For more information about the trip to Vietnam, contact Adams at firstname.lastname@example.org or 464-7486.
Going on the trip to Panama last summer “was one of the greatest adventures of my life,” said Cadet James Ethington ’14, a history major from Prince George, Va. Accompanying Ethington on the 16-day trip were Katie Kondas ’14, a civil engineering major from Manassas, Va.; Justin McCarty ’14, a civil engineering major from Mechanicsville, Va.; and Patrick Callaway ’14, an international studies major from Midlothian, Va. The VMI foursome was joined by an equal number of cadets from Virginia Tech, the institution sponsoring the trip.
For Ethington, just making the journey was a major milestone, because he’d never been outside of the United States before. He’d never even been on an airplane. But after two smooth flights – one from Washington, D.C., to Miami, and another from Miami to Panama City – he found himself face-to-face with life in the developing world.
“It was very interesting,” said Ethington, who plans to commission in the Army after graduating from VMI. “Everybody says you don’t look at what you have until you see somebody with less, and it was actually like that. Those people didn’t have much money but they made it work. Everywhere you looked, there was somebody working. They worked from the time the sun came up until they couldn’t see their hand in front of their face.”
While in Panama, the cadets engaged in several service projects, including cleaning up at a local health clinic and cooking lunch in a day-care center run by nuns. They visited the slum areas of Colon, one of the poorest cities in Panama, and they also met the Kuna Indians who inhabit the San Blas Islands off the coast of Panama.
“It was sobering on one hand, but I remember the cadets commenting on how warm their reception was from the locals,” said Miller of the cadets’ exposure to slum life. One of the primary goals of the Olmsted program, he added, is to ensure that cadets get a deeper look at the country they’re visiting than a tourist would get.
“Those are the kind of experiences that will pay off as a young officer,” Miller added. “It’s kind of a cliché, but that’s the whole idea.”
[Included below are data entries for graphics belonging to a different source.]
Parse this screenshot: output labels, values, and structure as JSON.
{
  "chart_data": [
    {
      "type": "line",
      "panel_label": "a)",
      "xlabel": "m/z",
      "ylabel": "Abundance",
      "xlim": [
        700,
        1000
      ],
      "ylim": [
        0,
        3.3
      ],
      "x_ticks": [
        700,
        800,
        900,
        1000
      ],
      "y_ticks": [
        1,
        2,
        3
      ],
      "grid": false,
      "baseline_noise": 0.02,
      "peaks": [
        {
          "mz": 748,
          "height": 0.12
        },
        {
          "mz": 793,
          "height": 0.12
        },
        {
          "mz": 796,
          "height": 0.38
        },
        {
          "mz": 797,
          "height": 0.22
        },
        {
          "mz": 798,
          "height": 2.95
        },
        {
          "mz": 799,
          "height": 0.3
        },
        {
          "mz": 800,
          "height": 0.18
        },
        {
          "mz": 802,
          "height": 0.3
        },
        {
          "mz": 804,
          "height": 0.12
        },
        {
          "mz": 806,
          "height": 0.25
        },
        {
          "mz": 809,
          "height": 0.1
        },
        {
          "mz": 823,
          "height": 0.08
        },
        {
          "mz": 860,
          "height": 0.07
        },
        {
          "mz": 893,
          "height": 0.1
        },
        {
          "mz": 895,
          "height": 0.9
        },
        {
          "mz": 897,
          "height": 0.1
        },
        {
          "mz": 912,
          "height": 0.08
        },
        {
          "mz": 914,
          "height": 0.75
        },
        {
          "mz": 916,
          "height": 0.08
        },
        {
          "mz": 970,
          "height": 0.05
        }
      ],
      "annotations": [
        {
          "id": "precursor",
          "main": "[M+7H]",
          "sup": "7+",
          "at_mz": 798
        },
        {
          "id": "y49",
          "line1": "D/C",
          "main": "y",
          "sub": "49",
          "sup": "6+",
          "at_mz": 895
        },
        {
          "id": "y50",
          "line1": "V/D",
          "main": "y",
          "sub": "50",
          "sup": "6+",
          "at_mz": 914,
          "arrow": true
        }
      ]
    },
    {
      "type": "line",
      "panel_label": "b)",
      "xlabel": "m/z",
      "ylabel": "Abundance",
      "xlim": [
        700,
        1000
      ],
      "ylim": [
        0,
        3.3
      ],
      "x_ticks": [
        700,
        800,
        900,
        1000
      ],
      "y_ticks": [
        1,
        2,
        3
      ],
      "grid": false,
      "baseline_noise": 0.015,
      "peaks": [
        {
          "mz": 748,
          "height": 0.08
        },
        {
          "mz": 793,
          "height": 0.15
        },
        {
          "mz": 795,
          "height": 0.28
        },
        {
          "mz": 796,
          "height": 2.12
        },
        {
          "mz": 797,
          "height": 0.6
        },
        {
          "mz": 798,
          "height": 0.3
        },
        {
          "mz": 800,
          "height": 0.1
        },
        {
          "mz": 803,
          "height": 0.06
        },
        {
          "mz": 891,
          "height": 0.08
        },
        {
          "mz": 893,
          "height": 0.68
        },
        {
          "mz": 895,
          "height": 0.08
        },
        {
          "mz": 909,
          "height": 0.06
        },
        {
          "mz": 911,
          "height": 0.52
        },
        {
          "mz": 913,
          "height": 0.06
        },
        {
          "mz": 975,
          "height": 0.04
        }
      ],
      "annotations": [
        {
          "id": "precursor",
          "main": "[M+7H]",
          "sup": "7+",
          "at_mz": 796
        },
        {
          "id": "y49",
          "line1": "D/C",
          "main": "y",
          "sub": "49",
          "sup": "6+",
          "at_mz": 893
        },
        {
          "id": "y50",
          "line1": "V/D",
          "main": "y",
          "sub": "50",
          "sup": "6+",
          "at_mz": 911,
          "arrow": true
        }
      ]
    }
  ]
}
Ethington concurred, saying, “[The trip] got me more culturally aware.”
He’d stepped off the plane eager to try out his Spanish, a language he’s been studying since high school, but he quickly found himself overwhelmed by the natives’ rapid-fire speech. Not surprisingly, he found he could understand much of what was being said around him, even though speaking was a difficulty and slang was confusing.
Because of the trip, “I know how to interact with people that don’t speak English or come from the same kind of background that I come from,” Ethington continued. He added a bit of advice for any cadet considering overseas travel: “Take advantage of all of the activities and talking to people. Speak the language of where you are. Get out there and get active with it.”